L’astinenza dalle carni (o da altro cibo secondo indicazione delle Conferenze Episcopali locali) è prescritta durante tutti i venerdì dell’anno a partire dai 14 anni, con particolare riguardo al tempo di Quaresima.
La dottrina e la pratica dell’astinenza e del digiuno sono presenti da sempre nella vita della Chiesa, ma assumono una fisionomia più definita con il diffondersi del monachesimo (IV sec.): nel movimento cenobita, p. es., si digiunava il mercoledì e il venerdì per tutto l’anno; negli altri giorni del tempo ordinario si consumavano due pasti da cui erano sempre escluse la carne, il vino e ogni altra vivanda che potesse eccitare la sensibilità; nei tempi forti i digiuni e le astinenze si intensificavano. Il senso di tali privazioni veniva ricondotto alla necessità di controllare le passioni: l’esperienza insegnava che cibi molto nutrienti e proteici, insieme al vino, favorivano l’emergere dei desideri carnali. In una visione platonica dell’uomo, che considerava l’anima come prigioniera del corpo, liberarsi dai piaceri carnali, dai legami familiari, dai desideri terreni era la strada per aderire a Cristo.

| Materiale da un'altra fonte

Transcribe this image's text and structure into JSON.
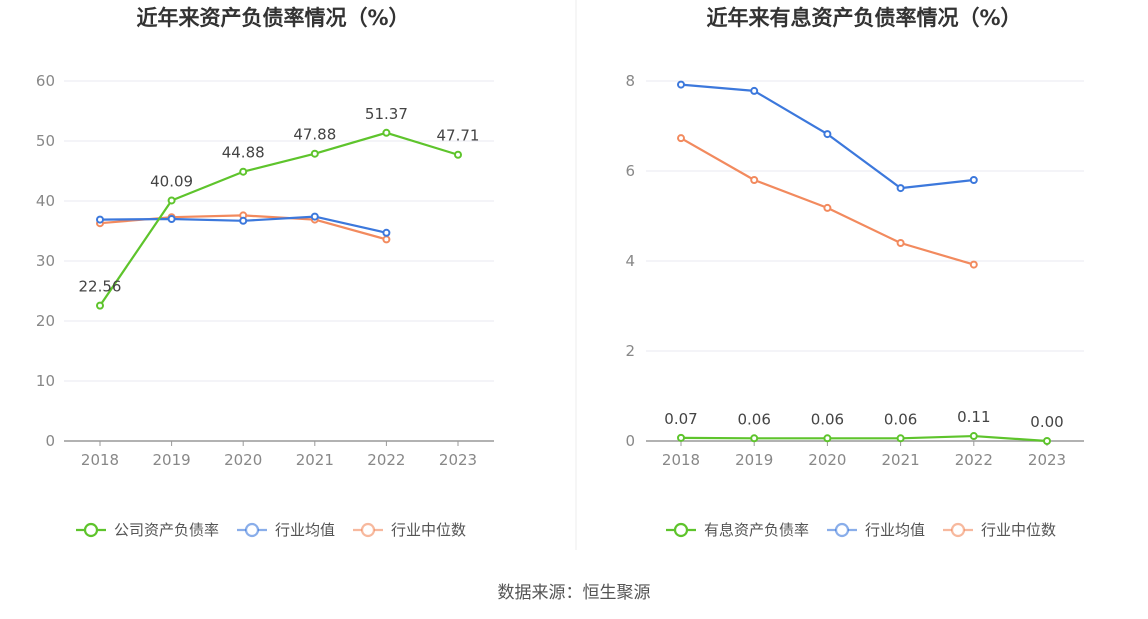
{
  "source": "数据来源：恒生聚源",
  "chart_data": [
    {
      "type": "line",
      "title": "近年来资产负债率情况（%）",
      "categories": [
        "2018",
        "2019",
        "2020",
        "2021",
        "2022",
        "2023"
      ],
      "ylim": [
        0,
        60
      ],
      "yticks": [
        0,
        10,
        20,
        30,
        40,
        50,
        60
      ],
      "grid": true,
      "legend_position": "bottom",
      "series": [
        {
          "name": "公司资产负债率",
          "color": "#5ec42c",
          "values": [
            22.56,
            40.09,
            44.88,
            47.88,
            51.37,
            47.71
          ],
          "labels": [
            "22.56",
            "40.09",
            "44.88",
            "47.88",
            "51.37",
            "47.71"
          ],
          "show_labels": true
        },
        {
          "name": "行业均值",
          "color": "#3c78dc",
          "values": [
            36.9,
            37.0,
            36.7,
            37.4,
            34.7,
            null
          ],
          "show_labels": false
        },
        {
          "name": "行业中位数",
          "color": "#f28a5e",
          "values": [
            36.3,
            37.3,
            37.6,
            36.9,
            33.6,
            null
          ],
          "show_labels": false
        }
      ]
    },
    {
      "type": "line",
      "title": "近年来有息资产负债率情况（%）",
      "categories": [
        "2018",
        "2019",
        "2020",
        "2021",
        "2022",
        "2023"
      ],
      "ylim": [
        0,
        8
      ],
      "yticks": [
        0,
        2,
        4,
        6,
        8
      ],
      "grid": true,
      "legend_position": "bottom",
      "series": [
        {
          "name": "有息资产负债率",
          "color": "#5ec42c",
          "values": [
            0.07,
            0.06,
            0.06,
            0.06,
            0.11,
            0.0
          ],
          "labels": [
            "0.07",
            "0.06",
            "0.06",
            "0.06",
            "0.11",
            "0.00"
          ],
          "show_labels": true
        },
        {
          "name": "行业均值",
          "color": "#3c78dc",
          "values": [
            7.92,
            7.78,
            6.82,
            5.62,
            5.8,
            null
          ],
          "show_labels": false
        },
        {
          "name": "行业中位数",
          "color": "#f28a5e",
          "values": [
            6.73,
            5.8,
            5.18,
            4.4,
            3.92,
            null
          ],
          "show_labels": false
        }
      ]
    }
  ]
}
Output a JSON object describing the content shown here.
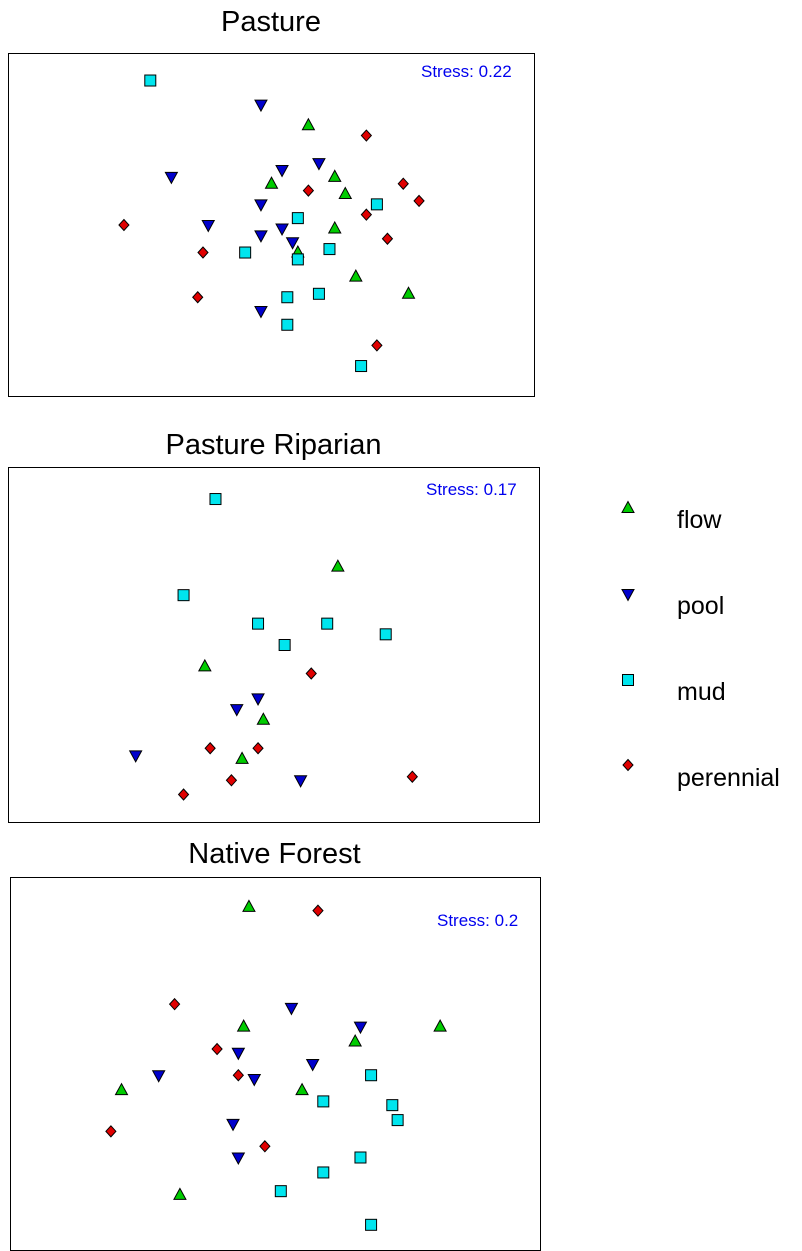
{
  "colors": {
    "flow": "#00cc00",
    "pool": "#0000cc",
    "mud": "#00e5ee",
    "perennial": "#e00000",
    "stress_text": "#0000ee"
  },
  "legend": [
    {
      "label": "flow",
      "marker": "triangle-up",
      "color": "#00cc00"
    },
    {
      "label": "pool",
      "marker": "triangle-down",
      "color": "#0000cc"
    },
    {
      "label": "mud",
      "marker": "square",
      "color": "#00e5ee"
    },
    {
      "label": "perennial",
      "marker": "diamond",
      "color": "#e00000"
    }
  ],
  "chart_data": [
    {
      "type": "scatter",
      "title": "Pasture",
      "stress": "Stress: 0.22",
      "xlim": [
        0,
        100
      ],
      "ylim": [
        0,
        100
      ],
      "series": [
        {
          "name": "flow",
          "points": [
            [
              57,
              79
            ],
            [
              62,
              64
            ],
            [
              50,
              62
            ],
            [
              64,
              59
            ],
            [
              62,
              49
            ],
            [
              55,
              42
            ],
            [
              66,
              35
            ],
            [
              76,
              30
            ]
          ]
        },
        {
          "name": "pool",
          "points": [
            [
              48,
              85
            ],
            [
              59,
              68
            ],
            [
              52,
              66
            ],
            [
              31,
              64
            ],
            [
              48,
              56
            ],
            [
              38,
              50
            ],
            [
              52,
              49
            ],
            [
              48,
              47
            ],
            [
              54,
              45
            ],
            [
              48,
              25
            ]
          ]
        },
        {
          "name": "mud",
          "points": [
            [
              27,
              92
            ],
            [
              70,
              56
            ],
            [
              55,
              52
            ],
            [
              61,
              43
            ],
            [
              45,
              42
            ],
            [
              55,
              40
            ],
            [
              59,
              30
            ],
            [
              53,
              29
            ],
            [
              53,
              21
            ],
            [
              67,
              9
            ]
          ]
        },
        {
          "name": "perennial",
          "points": [
            [
              68,
              76
            ],
            [
              57,
              60
            ],
            [
              75,
              62
            ],
            [
              78,
              57
            ],
            [
              68,
              53
            ],
            [
              72,
              46
            ],
            [
              22,
              50
            ],
            [
              37,
              42
            ],
            [
              36,
              29
            ],
            [
              70,
              15
            ]
          ]
        }
      ]
    },
    {
      "type": "scatter",
      "title": "Pasture Riparian",
      "stress": "Stress: 0.17",
      "xlim": [
        0,
        100
      ],
      "ylim": [
        0,
        100
      ],
      "series": [
        {
          "name": "flow",
          "points": [
            [
              62,
              72
            ],
            [
              37,
              44
            ],
            [
              48,
              29
            ],
            [
              44,
              18
            ]
          ]
        },
        {
          "name": "pool",
          "points": [
            [
              47,
              35
            ],
            [
              43,
              32
            ],
            [
              24,
              19
            ],
            [
              55,
              12
            ]
          ]
        },
        {
          "name": "mud",
          "points": [
            [
              39,
              91
            ],
            [
              33,
              64
            ],
            [
              47,
              56
            ],
            [
              60,
              56
            ],
            [
              71,
              53
            ],
            [
              52,
              50
            ]
          ]
        },
        {
          "name": "perennial",
          "points": [
            [
              57,
              42
            ],
            [
              38,
              21
            ],
            [
              47,
              21
            ],
            [
              76,
              13
            ],
            [
              42,
              12
            ],
            [
              33,
              8
            ]
          ]
        }
      ]
    },
    {
      "type": "scatter",
      "title": "Native Forest",
      "stress": "Stress: 0.2",
      "xlim": [
        0,
        100
      ],
      "ylim": [
        0,
        100
      ],
      "series": [
        {
          "name": "flow",
          "points": [
            [
              45,
              92
            ],
            [
              44,
              60
            ],
            [
              81,
              60
            ],
            [
              65,
              56
            ],
            [
              21,
              43
            ],
            [
              55,
              43
            ],
            [
              32,
              15
            ]
          ]
        },
        {
          "name": "pool",
          "points": [
            [
              53,
              65
            ],
            [
              66,
              60
            ],
            [
              43,
              53
            ],
            [
              57,
              50
            ],
            [
              28,
              47
            ],
            [
              46,
              46
            ],
            [
              42,
              34
            ],
            [
              43,
              25
            ]
          ]
        },
        {
          "name": "mud",
          "points": [
            [
              68,
              47
            ],
            [
              59,
              40
            ],
            [
              72,
              39
            ],
            [
              73,
              35
            ],
            [
              66,
              25
            ],
            [
              59,
              21
            ],
            [
              51,
              16
            ],
            [
              68,
              7
            ]
          ]
        },
        {
          "name": "perennial",
          "points": [
            [
              58,
              91
            ],
            [
              31,
              66
            ],
            [
              39,
              54
            ],
            [
              43,
              47
            ],
            [
              19,
              32
            ],
            [
              48,
              28
            ]
          ]
        }
      ]
    }
  ]
}
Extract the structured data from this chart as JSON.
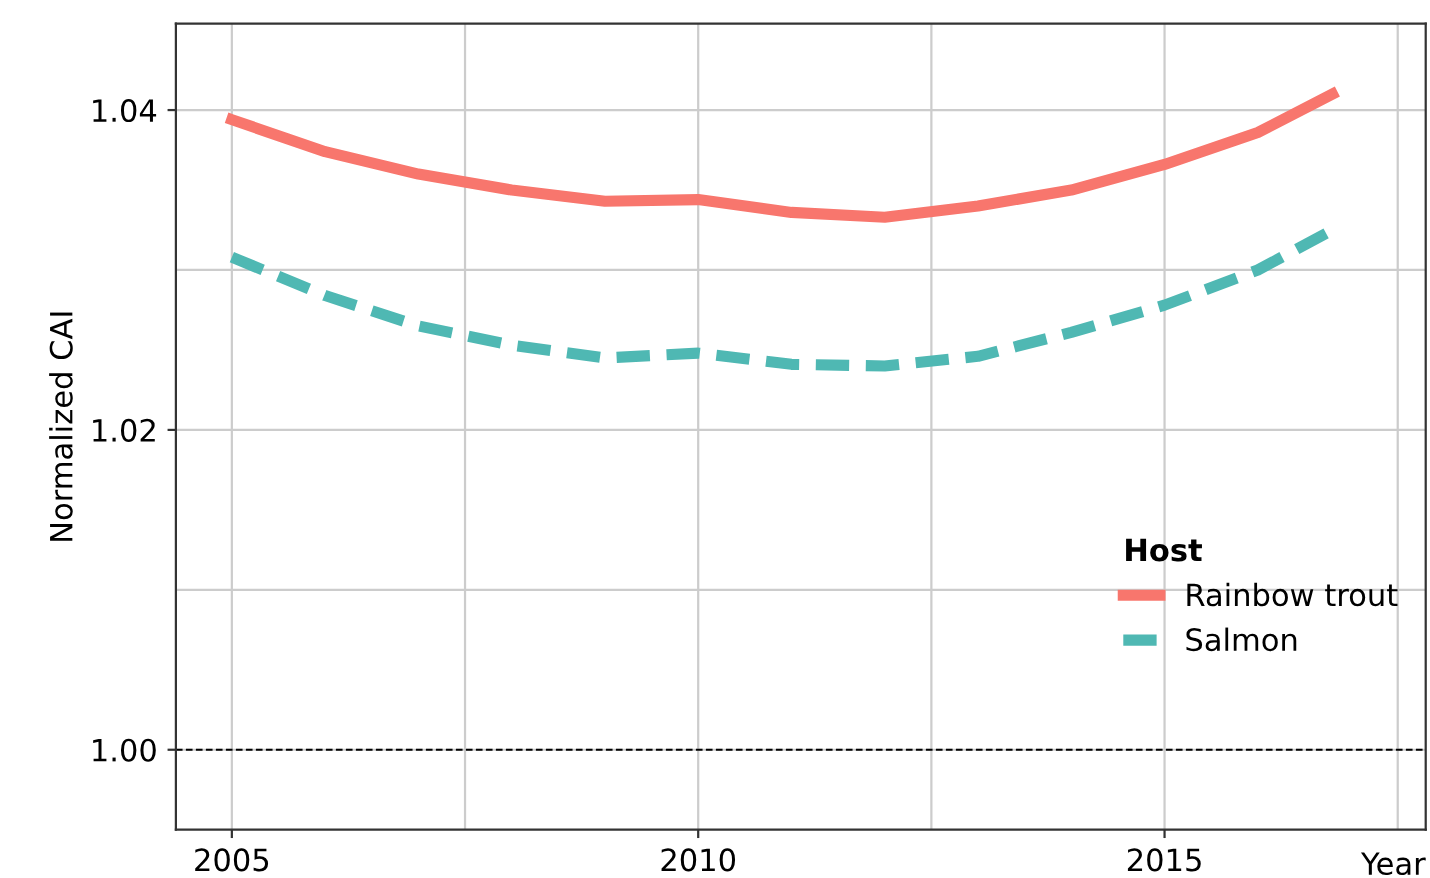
{
  "chart_data": {
    "type": "line",
    "xlabel": "Year",
    "ylabel": "Normalized CAI",
    "legend_title": "Host",
    "legend": "bottom right",
    "grid": true,
    "xlim": [
      2004.4,
      2017.8
    ],
    "ylim": [
      0.995,
      1.0454
    ],
    "xticks": [
      2005,
      {
        "value": 2007.5,
        "label": null
      },
      2010,
      {
        "value": 2012.5,
        "label": null
      },
      2015,
      {
        "value": 2017.5,
        "label": null
      }
    ],
    "yticks": [
      {
        "value": 1.0,
        "label": "1.00"
      },
      {
        "value": 1.01,
        "label": null
      },
      {
        "value": 1.02,
        "label": "1.02"
      },
      {
        "value": 1.03,
        "label": null
      },
      {
        "value": 1.04,
        "label": "1.04"
      }
    ],
    "x": [
      2005,
      2006,
      2007,
      2008,
      2009,
      2010,
      2011,
      2012,
      2013,
      2014,
      2015,
      2016,
      2016.8
    ],
    "series": [
      {
        "name": "Rainbow trout",
        "color": "#f8766d",
        "line_style": "solid",
        "values": [
          1.0394,
          1.0374,
          1.036,
          1.035,
          1.0343,
          1.0344,
          1.0336,
          1.0333,
          1.034,
          1.035,
          1.0366,
          1.0386,
          1.041
        ]
      },
      {
        "name": "Salmon",
        "color": "#4fb8b3",
        "line_style": "dashed",
        "values": [
          1.0308,
          1.0284,
          1.0265,
          1.0253,
          1.0245,
          1.0248,
          1.0241,
          1.024,
          1.0246,
          1.0261,
          1.0278,
          1.03,
          1.0325
        ]
      }
    ],
    "ref_lines": [
      {
        "axis": "y",
        "value": 1.0,
        "color": "#000000",
        "line_style": "dashed"
      }
    ]
  }
}
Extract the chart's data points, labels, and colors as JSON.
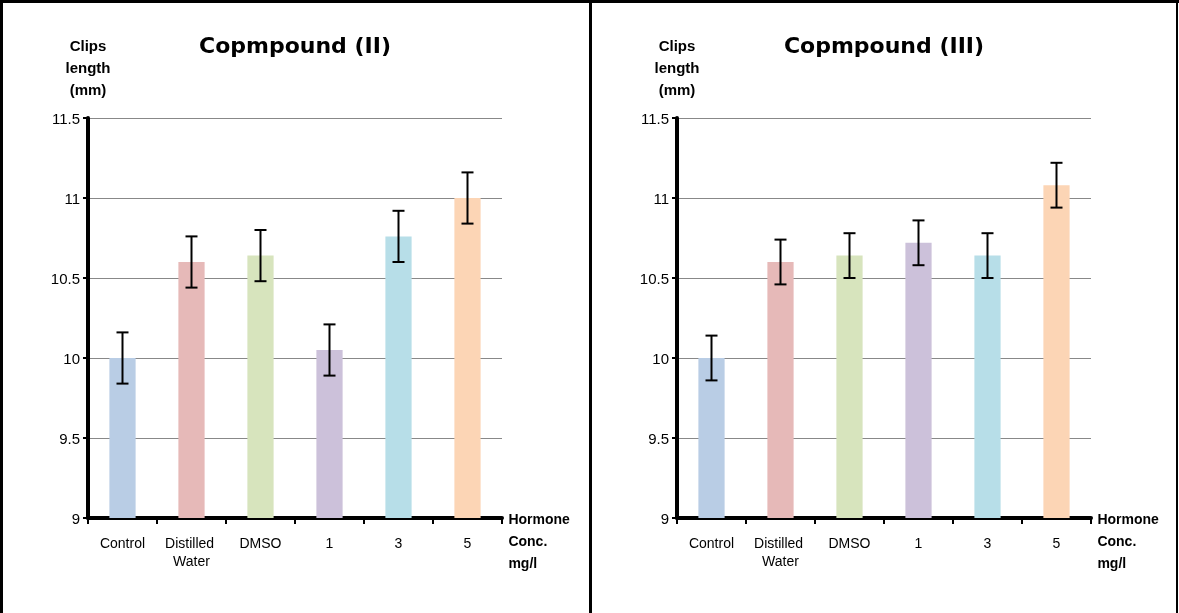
{
  "chart_data": [
    {
      "type": "bar",
      "title": "Copmpound (II)",
      "xlabel": "Hormone Conc. mg/l",
      "ylabel": "Clips length (mm)",
      "categories": [
        "Control",
        "Distilled Water",
        "DMSO",
        "1",
        "3",
        "5"
      ],
      "values": [
        10.0,
        10.6,
        10.64,
        10.05,
        10.76,
        11.0
      ],
      "errors": [
        0.16,
        0.16,
        0.16,
        0.16,
        0.16,
        0.16
      ],
      "colors": [
        "#b9cde5",
        "#e6b9b8",
        "#d7e4bd",
        "#ccc1da",
        "#b7dee8",
        "#fcd5b5"
      ],
      "ylim": [
        9,
        11.5
      ],
      "yticks": [
        9,
        9.5,
        10,
        10.5,
        11,
        11.5
      ],
      "grid": "y"
    },
    {
      "type": "bar",
      "title": "Copmpound (III)",
      "xlabel": "Hormone Conc. mg/l",
      "ylabel": "Clips length (mm)",
      "categories": [
        "Control",
        "Distilled Water",
        "DMSO",
        "1",
        "3",
        "5"
      ],
      "values": [
        10.0,
        10.6,
        10.64,
        10.72,
        10.64,
        11.08
      ],
      "errors": [
        0.14,
        0.14,
        0.14,
        0.14,
        0.14,
        0.14
      ],
      "colors": [
        "#b9cde5",
        "#e6b9b8",
        "#d7e4bd",
        "#ccc1da",
        "#b7dee8",
        "#fcd5b5"
      ],
      "ylim": [
        9,
        11.5
      ],
      "yticks": [
        9,
        9.5,
        10,
        10.5,
        11,
        11.5
      ],
      "grid": "y"
    }
  ]
}
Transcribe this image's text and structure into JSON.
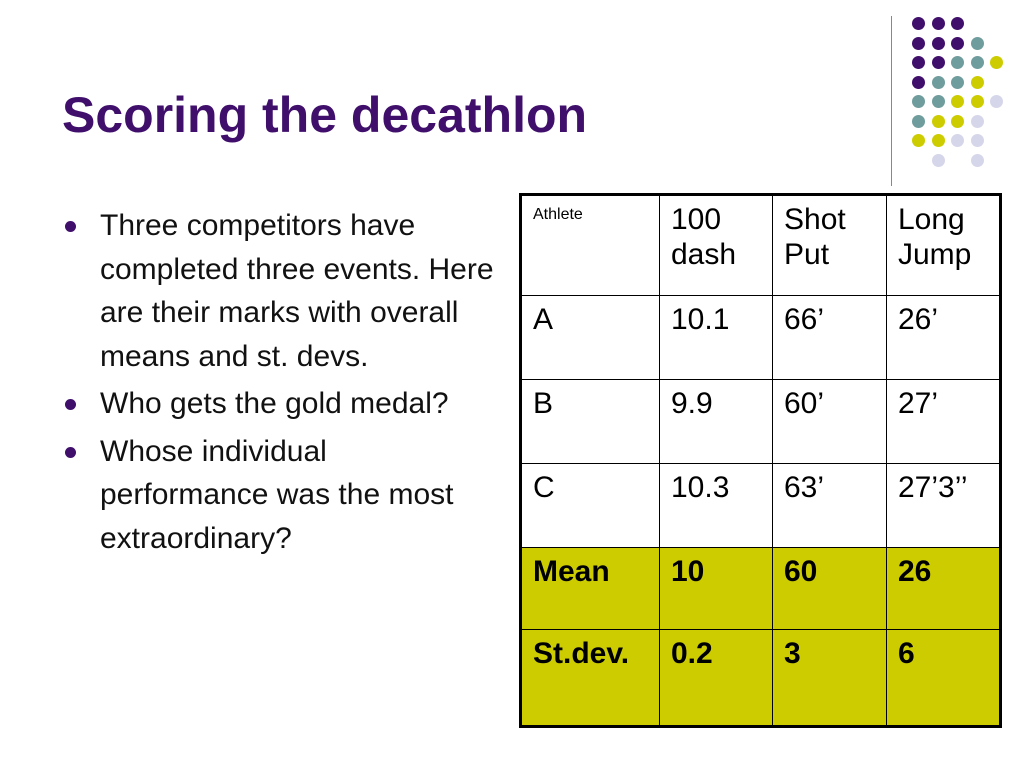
{
  "slide": {
    "title": "Scoring the decathlon",
    "accent_color": "#3f0f6b",
    "highlight_color": "#cccc00"
  },
  "bullets": [
    "Three competitors have completed three events.  Here are their marks with overall means and st. devs.",
    "Who gets the gold medal?",
    "Whose individual performance was the most extraordinary?"
  ],
  "table": {
    "headers": [
      "Athlete",
      "100 dash",
      "Shot Put",
      "Long Jump"
    ],
    "rows": [
      [
        "A",
        "10.1",
        "66’",
        "26’"
      ],
      [
        "B",
        "9.9",
        "60’",
        "27’"
      ],
      [
        "C",
        "10.3",
        "63’",
        "27’3’’"
      ]
    ],
    "mean_row": [
      "Mean",
      "10",
      "60",
      "26"
    ],
    "stdev_row": [
      "St.dev.",
      "0.2",
      "3",
      "6"
    ]
  },
  "decoration": {
    "palette": {
      "purple": "#3f0f6b",
      "teal": "#6f9c9c",
      "yellow": "#cccc00",
      "lavender": "#d6d6ea"
    },
    "dot_grid": [
      [
        "purple",
        "purple",
        "purple",
        "",
        ""
      ],
      [
        "purple",
        "purple",
        "purple",
        "teal",
        ""
      ],
      [
        "purple",
        "purple",
        "teal",
        "teal",
        "yellow"
      ],
      [
        "purple",
        "teal",
        "teal",
        "yellow",
        ""
      ],
      [
        "teal",
        "teal",
        "yellow",
        "yellow",
        "lavender"
      ],
      [
        "teal",
        "yellow",
        "yellow",
        "lavender",
        ""
      ],
      [
        "yellow",
        "yellow",
        "lavender",
        "lavender",
        ""
      ],
      [
        "",
        "lavender",
        "",
        "lavender",
        ""
      ]
    ]
  }
}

Oggi che senso ha astenersi dal mangiare la carne? Si tratta di un esercizio di essenzialità, nel quale si afferma l’umanità e non la pura istintualità delle nostre azioni. Per questo la pratica dell’astinenza non è legata strettamente all’oggetto della rinuncia, quanto alla sua sostanza: non avrebbe senso se, non mangiando la carne, ci si cibasse però di alimenti pregiati e costosi. E’ utile ricordare, tuttavia, che la semplice scelta di non mangiare carne il venerdì conserva un importante significato comunicativo: rispettare questa prescrizione durante i pasti consumati fuori casa, così come preparare cibi pensati per il tempo quaresimale, è un modo semplice per dire pubblicamente la propria appartenenza a Cristo.